At the end of her criminal trial, she knelt down to apologise to the victims, but said, “The parents of the babies were partly responsible because they voluntarily signed agreements to give up their children.” Her accomplices have also been convicted.
This case came to light thanks to a local farmer. His wife had given birth to a baby boy at the hospital, but Zhang told them the child had syphilis and hepatitis B, transmitted from the mother and would not survive.
She did not let the couple see their child and told them the baby had been taken away.
The farmer questioned the doctor’s diagnosis and took his wife to another county hospital for the following day for tests. Two days later, results showed that the wife was free of both syphilis and hepatitis B.
The farmer contacted the police who investigated and found the baby in Henan province 20 days after he was born.
After the news spread about the obstetrician-gynecologist, seven more women reported they had given birth in the same hospital and that Zhang had encouraged them to give up their babies, saying they were seriously ill. The police rescued three of the babies.

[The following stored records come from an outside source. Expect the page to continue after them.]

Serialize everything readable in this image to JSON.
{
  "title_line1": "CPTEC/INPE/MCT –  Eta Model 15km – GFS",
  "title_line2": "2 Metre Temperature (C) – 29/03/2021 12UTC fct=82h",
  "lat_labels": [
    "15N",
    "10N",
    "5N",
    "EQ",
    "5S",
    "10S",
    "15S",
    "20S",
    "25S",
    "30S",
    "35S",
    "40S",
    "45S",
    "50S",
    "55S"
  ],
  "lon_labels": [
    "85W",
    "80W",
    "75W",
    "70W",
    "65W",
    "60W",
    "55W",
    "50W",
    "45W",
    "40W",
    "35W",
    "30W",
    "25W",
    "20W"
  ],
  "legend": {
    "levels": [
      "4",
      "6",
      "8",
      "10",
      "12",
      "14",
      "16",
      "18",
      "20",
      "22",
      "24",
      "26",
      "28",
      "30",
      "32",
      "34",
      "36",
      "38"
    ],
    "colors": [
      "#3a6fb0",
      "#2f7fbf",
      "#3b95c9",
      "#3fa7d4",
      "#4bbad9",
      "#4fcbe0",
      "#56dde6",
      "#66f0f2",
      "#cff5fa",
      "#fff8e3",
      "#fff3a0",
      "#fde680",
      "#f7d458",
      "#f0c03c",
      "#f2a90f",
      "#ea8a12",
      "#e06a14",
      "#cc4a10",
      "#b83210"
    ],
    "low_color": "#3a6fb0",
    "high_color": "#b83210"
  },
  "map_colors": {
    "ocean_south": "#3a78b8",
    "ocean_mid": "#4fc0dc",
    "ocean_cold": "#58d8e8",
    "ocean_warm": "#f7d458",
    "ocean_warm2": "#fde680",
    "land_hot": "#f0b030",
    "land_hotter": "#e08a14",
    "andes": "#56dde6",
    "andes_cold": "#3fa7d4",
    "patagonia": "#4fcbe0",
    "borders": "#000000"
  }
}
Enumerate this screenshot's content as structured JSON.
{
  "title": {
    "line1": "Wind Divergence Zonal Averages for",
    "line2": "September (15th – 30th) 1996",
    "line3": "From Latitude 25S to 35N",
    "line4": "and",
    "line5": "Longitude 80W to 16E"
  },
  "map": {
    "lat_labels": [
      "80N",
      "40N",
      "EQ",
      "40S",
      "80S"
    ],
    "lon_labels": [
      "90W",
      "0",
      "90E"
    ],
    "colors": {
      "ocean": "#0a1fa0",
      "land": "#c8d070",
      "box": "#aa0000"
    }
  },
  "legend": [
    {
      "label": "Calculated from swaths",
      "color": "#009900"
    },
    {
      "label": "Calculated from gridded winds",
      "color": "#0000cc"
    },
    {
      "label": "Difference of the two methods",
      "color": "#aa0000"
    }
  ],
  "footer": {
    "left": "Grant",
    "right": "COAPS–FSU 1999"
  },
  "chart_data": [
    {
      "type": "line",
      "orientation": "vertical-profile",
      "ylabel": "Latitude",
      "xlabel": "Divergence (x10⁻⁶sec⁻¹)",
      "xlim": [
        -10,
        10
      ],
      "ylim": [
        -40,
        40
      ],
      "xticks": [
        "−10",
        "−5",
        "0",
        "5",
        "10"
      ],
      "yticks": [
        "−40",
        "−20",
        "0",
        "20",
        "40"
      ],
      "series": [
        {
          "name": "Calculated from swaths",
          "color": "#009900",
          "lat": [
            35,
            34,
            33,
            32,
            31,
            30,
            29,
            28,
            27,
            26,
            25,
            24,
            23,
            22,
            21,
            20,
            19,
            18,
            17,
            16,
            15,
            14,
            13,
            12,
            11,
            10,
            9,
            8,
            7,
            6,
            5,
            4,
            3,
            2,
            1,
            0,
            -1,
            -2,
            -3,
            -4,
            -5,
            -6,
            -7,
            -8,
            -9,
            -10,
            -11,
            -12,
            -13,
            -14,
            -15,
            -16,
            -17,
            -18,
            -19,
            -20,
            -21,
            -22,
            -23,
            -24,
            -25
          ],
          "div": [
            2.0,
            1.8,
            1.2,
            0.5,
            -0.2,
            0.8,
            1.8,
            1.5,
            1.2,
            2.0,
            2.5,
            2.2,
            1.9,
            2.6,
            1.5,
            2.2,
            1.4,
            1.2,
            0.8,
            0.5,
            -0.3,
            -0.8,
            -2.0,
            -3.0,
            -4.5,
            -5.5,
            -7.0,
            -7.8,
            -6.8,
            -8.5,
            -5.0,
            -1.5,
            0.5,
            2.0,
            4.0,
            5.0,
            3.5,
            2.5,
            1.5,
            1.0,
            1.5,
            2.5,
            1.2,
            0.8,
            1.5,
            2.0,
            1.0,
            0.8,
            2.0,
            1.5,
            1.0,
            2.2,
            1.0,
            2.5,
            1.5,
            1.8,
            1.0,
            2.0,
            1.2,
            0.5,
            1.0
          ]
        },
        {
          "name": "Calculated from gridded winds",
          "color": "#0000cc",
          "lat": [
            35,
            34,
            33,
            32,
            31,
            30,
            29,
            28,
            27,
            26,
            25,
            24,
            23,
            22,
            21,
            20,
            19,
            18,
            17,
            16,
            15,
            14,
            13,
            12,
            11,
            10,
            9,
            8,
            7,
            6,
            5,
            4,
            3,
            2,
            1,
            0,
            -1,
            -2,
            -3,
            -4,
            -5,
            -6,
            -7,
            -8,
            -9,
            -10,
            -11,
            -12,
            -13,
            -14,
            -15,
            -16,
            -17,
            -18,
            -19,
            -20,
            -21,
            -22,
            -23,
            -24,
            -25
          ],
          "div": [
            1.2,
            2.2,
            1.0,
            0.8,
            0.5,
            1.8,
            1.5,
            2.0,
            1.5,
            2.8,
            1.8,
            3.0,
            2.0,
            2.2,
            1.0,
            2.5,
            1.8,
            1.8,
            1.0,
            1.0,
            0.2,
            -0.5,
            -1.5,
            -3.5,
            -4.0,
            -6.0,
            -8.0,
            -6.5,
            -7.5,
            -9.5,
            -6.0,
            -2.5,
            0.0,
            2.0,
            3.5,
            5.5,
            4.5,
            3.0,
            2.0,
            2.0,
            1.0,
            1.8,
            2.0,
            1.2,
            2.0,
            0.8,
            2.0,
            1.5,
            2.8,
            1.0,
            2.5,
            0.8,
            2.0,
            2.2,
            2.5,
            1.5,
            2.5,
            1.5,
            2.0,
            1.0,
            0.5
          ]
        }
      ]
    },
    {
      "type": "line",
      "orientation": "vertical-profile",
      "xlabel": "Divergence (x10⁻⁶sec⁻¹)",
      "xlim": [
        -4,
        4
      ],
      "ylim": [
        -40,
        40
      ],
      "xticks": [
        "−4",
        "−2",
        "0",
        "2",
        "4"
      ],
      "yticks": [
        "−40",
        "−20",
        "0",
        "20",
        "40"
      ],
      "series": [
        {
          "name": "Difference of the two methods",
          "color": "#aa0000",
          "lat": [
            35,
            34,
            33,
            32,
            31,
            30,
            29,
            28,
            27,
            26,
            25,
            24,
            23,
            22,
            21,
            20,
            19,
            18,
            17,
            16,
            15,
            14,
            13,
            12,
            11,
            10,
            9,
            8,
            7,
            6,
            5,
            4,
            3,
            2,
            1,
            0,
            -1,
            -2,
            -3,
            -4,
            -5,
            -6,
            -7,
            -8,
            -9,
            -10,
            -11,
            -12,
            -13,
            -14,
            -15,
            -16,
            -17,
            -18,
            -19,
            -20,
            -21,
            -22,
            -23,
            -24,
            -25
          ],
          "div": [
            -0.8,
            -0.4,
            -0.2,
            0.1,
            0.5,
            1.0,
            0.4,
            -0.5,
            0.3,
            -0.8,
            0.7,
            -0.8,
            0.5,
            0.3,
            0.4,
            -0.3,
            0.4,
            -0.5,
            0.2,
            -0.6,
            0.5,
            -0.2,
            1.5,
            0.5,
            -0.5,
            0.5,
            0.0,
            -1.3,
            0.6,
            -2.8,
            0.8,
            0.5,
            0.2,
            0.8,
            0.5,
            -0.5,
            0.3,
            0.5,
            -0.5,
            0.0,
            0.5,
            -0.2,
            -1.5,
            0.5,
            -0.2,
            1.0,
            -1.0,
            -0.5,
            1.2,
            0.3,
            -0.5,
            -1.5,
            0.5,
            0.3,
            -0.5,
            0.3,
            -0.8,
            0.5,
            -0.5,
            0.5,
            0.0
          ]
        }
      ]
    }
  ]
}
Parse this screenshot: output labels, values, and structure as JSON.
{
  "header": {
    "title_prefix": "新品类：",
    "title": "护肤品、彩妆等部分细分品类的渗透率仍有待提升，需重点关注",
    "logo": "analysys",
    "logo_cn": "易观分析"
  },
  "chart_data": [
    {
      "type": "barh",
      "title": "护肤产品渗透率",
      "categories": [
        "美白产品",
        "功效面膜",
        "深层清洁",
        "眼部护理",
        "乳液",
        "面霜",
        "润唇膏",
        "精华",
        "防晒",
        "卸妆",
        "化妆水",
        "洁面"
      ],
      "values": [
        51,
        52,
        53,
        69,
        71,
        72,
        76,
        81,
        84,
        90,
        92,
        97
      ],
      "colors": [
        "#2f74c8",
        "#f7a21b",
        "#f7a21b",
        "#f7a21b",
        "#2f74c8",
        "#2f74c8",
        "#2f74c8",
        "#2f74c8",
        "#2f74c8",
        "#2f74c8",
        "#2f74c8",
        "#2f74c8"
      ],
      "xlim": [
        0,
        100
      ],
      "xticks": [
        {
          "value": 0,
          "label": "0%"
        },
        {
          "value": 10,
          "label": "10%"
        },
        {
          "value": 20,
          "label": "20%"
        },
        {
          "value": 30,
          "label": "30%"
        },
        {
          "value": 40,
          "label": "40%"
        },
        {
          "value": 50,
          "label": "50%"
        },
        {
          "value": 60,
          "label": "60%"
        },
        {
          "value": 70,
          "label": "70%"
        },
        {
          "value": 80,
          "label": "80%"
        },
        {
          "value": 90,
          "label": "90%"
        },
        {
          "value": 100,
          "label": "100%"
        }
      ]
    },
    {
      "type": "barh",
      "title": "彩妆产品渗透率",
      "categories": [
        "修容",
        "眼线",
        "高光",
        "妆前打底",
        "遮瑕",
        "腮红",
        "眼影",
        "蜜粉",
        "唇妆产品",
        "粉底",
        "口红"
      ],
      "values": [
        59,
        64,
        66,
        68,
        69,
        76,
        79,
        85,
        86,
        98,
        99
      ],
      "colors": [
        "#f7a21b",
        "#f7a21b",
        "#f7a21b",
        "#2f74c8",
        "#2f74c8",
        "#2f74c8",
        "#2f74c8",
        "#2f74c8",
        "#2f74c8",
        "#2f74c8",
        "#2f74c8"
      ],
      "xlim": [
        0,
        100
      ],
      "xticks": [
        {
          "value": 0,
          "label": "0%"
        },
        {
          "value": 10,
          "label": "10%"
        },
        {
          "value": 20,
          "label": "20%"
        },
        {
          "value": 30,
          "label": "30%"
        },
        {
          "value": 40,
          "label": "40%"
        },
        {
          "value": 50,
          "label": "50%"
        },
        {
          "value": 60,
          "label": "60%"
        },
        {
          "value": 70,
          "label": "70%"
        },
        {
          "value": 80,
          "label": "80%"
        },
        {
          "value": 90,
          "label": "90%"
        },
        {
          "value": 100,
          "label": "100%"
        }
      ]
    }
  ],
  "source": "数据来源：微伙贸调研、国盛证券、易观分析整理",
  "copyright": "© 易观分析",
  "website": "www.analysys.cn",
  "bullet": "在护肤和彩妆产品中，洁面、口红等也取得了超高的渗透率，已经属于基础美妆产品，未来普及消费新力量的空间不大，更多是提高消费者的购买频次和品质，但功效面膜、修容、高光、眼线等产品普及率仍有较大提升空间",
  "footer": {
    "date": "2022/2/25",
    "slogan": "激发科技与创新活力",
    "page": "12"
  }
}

Hong Kong has been described as a destination and transit point for men and women from mainland China, The Philippines, Indonesia, Thailand, Vietnam, Nepal, Cambodia and elsewhere in Southeast Asia, who have been forced into prostitution and possibly forced labour.
The Hong Kong government has no anti-trafficking law making it hard to protect victims and prosecute traffickers.
Luis CdeBaca, who spearheads the United States of America’s (US) State Department’s Office to Monitor and Combat Trafficking in Persons, said that Hong Kong has reached a major turning point in how it deals with the victims and international criminal networks behind modern-day slavery.
On a recent visit, the ambassador-at-large said, “The folks at Legco, government and civil society are grappling with the issue in a way not like in the past. And which direction Hong Kong takes, we stand ready to go, but this does need to be a Hong Kong solution to a Hong Kong issue.”
He also said that the recent case of the Indonesian maid who was abused by her employer has helped to raise awareness of the issue of human trafficking beyond the realm of prostitution to include enforced labour (SCMP, January 5).
The Catholic Church has assumed a pastoral responsibility in promoting the human dignity of persons exploited through trafficking and slavery, and advocates for their liberation and economic, educational and formative support. The Holy See’s nuncios and are linked in a fight against slavery (CatholicCulture.org).
In 2006, Pope Benedict XVI called the trafficking in human beings a scourge within the migration phenomenon and called for respect for all human beings, especially women.
Who can deny that the victims of trafficking are often the poorest and most defenceless members of the human family, the least of our brothers and sisters?
How can we help these victims in Hong Kong? How do we erase this scourge in our world? Liberty Asia, a non-government organisation, launched Hong Kong’s first anti-human trafficking hotline on January 28.
When you read or hear of victims of trafficking, the count will always be higher for women and children.